Kan Pulcukları (Trombositler): Kemik iliğinde oluşan megakaryosit denilen hücreler parçalanarak trombositleri oluşturur. Parçalanmış hücre parçacığı olduğu için trombositlerin çekirdekleri yoktur. 1mm 3 kanda ortalama 150-300 bin kadar trombosit bulunur. Trombositler yaklaşık her on günde bir yenilenir. Trombositler, kan pıhtılaşmasını başlatmada önemli rol oynayarak küçük yaralanmalarda kan kaybını önler.
Bir damarın duvarı zarar gördüğünde pıhtılaşma başlar. Pıhtılaşmada trombositler yapışkan kümeler hâlinde zarar gören bölgeye kısa sürede tutunup açıklığı kapatır. Buna trombosit tıkacı denir.
Ayrıca trombositler, aktifleştirici maddelerle protrombini aktif trombin hâline getirir. Trombin ise plazma proteinlerinden fibrinojeni ipliksi yapıdaki aktif fibrin hâline dönüştürür. Fibrin molekülleri kalın bir ağ oluşturarak kan hücreleriyle hasarlı bölgeyi tıkar.

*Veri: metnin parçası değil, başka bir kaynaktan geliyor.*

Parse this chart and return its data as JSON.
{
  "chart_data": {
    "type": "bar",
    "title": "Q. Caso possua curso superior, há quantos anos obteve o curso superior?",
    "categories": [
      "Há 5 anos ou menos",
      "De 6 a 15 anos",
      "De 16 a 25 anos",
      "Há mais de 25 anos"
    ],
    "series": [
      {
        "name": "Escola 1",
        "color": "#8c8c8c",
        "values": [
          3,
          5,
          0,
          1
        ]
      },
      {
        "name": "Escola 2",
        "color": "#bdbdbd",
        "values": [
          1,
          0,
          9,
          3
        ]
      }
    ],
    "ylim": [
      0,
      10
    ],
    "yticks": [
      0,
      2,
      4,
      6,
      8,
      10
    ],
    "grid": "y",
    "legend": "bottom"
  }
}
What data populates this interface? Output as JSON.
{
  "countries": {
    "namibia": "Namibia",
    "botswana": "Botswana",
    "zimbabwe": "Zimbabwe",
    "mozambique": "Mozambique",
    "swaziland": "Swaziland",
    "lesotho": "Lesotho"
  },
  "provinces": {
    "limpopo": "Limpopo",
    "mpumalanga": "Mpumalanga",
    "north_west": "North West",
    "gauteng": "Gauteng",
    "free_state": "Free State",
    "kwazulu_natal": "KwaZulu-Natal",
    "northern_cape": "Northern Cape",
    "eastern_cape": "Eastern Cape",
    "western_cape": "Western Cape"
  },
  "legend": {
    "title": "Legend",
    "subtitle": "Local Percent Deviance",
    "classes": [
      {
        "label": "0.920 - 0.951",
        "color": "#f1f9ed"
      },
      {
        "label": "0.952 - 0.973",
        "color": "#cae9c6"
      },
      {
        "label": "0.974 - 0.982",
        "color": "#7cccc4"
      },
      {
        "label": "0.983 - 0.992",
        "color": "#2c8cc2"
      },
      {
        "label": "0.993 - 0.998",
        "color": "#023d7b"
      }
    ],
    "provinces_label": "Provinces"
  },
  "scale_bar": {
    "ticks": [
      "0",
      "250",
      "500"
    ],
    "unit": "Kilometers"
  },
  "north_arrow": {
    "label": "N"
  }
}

Kanda kanın pıhtılaşmasını sağlayan birçok maddenin yanı sıra yeterince Ca +2 iyonunun da bulunması gerekir. Pıhtılaşma faktörleri denilen organik moleküllerden birinin eksik olması kanın pıhtılaşma süresini olumsuz etkileyebilir.
X kromozomuna bağlı kalıtılan hemofili hastalığı çeşitlerinde kanın pıhtılaşmasından sorumlu faktörlerden bazıları eksik ya da yanlış sentezlenmektedir. Hemofili hastalarında uzun süren kanama görülür.